Architecturally, the building was representative of the multi-storied commercial masonry structures erected in Butte between 1880 and 1920 and mimicked the business buildings common in eastern US cities. In 1916, a saloon (one of hundreds in Butte), a delicatessen, and a drug store occupied the main floor, a candy factory was in the basement, and the promised Marquette Billiard Hall was found on the second floor. According to local legend, whiskey was easily obtainable in the billiard hall during Prohibition, but this was not unusual in Butte in those days.
A number of small, independent businesses, such as the P&R Drug, the Post Office News Stand, and the Jack and Jill Shop put down roots in the Thomas Block through the mid-1900s. With the rash of fires in uptown Butte during the 1970s, many of these small businesses changed hands and ultimately were closed.
Photo by Dick Gibson
An overabundance of copper on the world market all but halted building activity in Uptown Butte in the 1920s.
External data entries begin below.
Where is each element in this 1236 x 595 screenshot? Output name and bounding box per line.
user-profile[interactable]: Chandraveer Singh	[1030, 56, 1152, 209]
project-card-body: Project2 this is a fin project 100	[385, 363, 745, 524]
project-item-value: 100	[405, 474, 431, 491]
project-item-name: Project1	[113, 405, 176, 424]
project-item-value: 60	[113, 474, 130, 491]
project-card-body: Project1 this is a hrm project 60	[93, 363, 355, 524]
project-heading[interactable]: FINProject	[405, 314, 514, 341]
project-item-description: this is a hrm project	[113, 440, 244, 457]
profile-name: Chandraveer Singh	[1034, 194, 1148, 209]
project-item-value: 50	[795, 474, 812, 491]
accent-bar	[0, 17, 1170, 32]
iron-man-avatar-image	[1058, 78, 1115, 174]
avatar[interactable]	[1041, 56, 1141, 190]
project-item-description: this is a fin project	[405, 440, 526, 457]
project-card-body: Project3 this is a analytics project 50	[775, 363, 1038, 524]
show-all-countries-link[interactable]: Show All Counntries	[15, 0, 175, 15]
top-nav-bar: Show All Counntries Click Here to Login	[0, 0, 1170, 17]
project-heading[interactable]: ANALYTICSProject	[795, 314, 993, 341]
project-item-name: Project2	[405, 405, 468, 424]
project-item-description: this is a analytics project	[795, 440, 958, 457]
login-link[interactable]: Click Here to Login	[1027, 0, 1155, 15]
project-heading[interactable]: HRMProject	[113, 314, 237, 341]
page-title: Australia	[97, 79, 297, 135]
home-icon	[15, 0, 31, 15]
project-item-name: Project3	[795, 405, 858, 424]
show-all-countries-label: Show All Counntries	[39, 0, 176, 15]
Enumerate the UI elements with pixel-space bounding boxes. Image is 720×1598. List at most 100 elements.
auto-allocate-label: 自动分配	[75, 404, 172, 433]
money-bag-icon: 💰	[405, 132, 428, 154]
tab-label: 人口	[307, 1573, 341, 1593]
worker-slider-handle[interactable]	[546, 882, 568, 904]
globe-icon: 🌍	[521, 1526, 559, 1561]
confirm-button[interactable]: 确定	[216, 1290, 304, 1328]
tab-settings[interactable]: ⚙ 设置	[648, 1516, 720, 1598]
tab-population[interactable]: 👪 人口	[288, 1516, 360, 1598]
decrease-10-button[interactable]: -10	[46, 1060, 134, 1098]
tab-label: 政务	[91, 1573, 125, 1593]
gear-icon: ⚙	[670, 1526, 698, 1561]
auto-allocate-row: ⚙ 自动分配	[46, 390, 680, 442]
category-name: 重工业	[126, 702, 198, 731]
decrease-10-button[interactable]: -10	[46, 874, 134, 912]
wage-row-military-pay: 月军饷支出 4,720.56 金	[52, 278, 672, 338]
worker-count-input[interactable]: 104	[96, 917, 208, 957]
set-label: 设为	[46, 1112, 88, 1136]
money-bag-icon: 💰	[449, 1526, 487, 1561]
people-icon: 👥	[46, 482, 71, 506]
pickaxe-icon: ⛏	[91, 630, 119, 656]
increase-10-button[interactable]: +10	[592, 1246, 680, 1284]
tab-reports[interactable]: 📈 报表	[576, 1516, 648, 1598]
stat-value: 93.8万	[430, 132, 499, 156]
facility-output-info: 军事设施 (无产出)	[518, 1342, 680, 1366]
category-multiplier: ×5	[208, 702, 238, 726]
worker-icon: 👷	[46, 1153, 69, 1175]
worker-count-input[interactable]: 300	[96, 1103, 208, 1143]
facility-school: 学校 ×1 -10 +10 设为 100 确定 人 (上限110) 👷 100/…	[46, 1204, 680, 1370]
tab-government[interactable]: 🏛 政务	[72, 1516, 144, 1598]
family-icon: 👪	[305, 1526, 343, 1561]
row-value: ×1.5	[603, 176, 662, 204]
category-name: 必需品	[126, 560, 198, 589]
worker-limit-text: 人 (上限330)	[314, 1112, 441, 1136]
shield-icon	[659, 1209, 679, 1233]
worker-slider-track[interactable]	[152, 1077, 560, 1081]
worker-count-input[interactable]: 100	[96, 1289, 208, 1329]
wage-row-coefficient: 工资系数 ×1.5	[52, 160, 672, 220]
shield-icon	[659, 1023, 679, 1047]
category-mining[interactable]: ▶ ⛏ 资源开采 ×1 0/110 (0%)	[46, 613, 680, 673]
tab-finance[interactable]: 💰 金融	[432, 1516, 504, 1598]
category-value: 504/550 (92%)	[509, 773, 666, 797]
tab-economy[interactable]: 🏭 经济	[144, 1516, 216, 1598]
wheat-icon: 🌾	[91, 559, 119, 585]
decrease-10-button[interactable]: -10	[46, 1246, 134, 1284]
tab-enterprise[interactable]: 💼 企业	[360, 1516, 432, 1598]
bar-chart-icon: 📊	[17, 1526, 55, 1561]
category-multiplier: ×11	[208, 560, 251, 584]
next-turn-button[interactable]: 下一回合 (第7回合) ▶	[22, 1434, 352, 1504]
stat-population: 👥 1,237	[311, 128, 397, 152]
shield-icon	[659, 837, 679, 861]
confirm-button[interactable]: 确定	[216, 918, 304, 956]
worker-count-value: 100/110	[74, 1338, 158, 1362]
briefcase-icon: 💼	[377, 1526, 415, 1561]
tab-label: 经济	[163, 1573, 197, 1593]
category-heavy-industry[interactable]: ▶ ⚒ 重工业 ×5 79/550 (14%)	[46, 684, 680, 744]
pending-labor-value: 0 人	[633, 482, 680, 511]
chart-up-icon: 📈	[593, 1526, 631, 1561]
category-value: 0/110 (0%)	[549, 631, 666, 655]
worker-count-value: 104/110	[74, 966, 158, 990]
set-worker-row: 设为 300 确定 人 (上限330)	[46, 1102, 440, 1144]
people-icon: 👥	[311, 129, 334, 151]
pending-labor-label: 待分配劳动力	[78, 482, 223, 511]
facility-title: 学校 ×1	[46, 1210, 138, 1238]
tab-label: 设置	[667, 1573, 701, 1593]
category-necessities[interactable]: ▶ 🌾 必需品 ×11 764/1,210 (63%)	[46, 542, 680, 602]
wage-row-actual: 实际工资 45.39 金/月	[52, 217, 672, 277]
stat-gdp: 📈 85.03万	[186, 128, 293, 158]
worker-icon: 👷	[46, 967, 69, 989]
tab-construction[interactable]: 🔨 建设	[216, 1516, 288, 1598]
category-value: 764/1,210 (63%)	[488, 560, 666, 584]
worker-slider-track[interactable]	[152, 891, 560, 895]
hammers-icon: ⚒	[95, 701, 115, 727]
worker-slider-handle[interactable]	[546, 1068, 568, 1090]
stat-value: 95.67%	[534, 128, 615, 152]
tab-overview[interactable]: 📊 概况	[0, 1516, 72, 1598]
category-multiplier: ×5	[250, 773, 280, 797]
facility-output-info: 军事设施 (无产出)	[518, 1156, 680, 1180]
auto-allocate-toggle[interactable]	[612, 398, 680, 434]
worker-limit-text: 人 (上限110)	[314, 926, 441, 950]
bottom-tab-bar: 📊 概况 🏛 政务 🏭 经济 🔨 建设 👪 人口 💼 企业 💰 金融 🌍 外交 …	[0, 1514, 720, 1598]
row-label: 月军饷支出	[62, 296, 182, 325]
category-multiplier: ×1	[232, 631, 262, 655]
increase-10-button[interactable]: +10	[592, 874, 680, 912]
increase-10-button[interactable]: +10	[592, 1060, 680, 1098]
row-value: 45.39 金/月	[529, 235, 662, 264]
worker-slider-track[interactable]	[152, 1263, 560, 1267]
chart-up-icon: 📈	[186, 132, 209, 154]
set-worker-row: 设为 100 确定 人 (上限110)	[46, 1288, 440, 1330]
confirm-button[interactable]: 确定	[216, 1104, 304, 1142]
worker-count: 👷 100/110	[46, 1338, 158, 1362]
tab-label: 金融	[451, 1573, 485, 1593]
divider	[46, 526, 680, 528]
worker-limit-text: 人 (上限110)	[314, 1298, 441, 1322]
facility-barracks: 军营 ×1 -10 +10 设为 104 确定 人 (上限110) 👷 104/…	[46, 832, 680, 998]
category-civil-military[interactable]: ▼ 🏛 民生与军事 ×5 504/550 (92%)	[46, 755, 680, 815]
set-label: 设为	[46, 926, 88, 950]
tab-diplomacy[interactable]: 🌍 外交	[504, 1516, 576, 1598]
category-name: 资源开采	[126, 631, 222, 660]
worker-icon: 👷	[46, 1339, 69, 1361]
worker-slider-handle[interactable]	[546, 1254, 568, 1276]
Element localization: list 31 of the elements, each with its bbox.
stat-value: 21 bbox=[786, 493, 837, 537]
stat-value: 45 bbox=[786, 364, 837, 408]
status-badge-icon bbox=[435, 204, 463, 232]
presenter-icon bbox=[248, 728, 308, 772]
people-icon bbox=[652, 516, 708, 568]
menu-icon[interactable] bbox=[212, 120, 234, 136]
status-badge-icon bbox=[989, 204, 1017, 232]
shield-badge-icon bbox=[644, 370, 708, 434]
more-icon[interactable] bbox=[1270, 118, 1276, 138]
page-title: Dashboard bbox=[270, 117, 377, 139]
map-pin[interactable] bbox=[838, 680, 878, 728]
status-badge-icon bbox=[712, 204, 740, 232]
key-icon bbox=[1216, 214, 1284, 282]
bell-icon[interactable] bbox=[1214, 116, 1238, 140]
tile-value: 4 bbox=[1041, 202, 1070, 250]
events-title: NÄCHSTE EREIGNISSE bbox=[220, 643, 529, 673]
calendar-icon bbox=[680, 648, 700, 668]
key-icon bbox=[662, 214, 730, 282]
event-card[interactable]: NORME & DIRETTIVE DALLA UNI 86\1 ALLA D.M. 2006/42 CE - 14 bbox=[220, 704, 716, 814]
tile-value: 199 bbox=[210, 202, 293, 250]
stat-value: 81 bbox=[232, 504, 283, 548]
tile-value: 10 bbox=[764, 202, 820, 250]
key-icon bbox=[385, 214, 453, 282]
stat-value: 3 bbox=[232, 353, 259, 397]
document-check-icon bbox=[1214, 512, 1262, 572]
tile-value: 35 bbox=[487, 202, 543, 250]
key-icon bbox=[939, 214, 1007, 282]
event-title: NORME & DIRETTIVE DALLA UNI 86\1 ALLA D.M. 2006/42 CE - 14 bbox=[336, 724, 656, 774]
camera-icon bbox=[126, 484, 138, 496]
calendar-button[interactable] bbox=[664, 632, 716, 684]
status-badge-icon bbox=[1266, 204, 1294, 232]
This splendid, long-established theater is one exception, completed in 1923. Following the example of Butte's most significant Twentieth Century buildings, the Masons commissioned the architectural firm of Link and Haire to create the impressive Beaux-Arts style structure. Four colossal engaged columns with Ionic capitals, lions' heads, decorative iron work, and multi-colored terra cotta highlight its monumental facade. Today the Fox Theater continues to provide entertainment to the public.
The brick and stone building at 101 S. Idaho was built in 1899-1900 as the St. Paul's Methodist Episcopal Church. Although some alterations have taken place, the building retains the basic integrity of a church. Architect, William White, included details such as Gothic lancet windows, stained glass, Romanesque arches and wooden tracery which are still evident. Missing today from the original design are a large steeple with bell tower and a smaller, hip-roof turret on the northeast and southeast corners respectively.
The building is historically significant not only for its architectural elements but also as the site of momentous events in Butte history. In the early years of the 20th century much of the world's copper came from the Butte mines. As mining production increased, the city grew and along with that came unrest and strained relations between miners and their corporate bosses at the Anaconda Company.
The International Workers of the World (I.W.W.) also know as "Wobblies" began using the former church for meetings around 1917. By the next year a leading socialist reformer and political leader, William F. Dunne, with support from Burton K. Wheeler and other lawyers, was using the building to publish the Butte Daily Bulletin. The paper, a successful publication which gave voice to the interests of labor, was begun to counteract the local press owned by the Anaconda Company.
In September 1918 the paper published a call for strike by the I.W.W. Within hours after publication, the building was raided by Butte police, Anaconda Co. gunmen and U.S. Army troops commanded by Major Omar Bradley. Men were arrested and items were seized including galley type and the subscriber list. Despite this upset the paper continued to operate into the 1920s.
In contrast to sensational events of the past at 101 S. Idaho, recent affairs have been quiet, with the building being home to a funeral chapel and finally a bridal shop. At present it is not in use, but renovation is in progress to save the building. CPR applauds the efforts of Bob Baide, who plans to keep the fixtures and stained glass to preserve the historical integrity of this important building.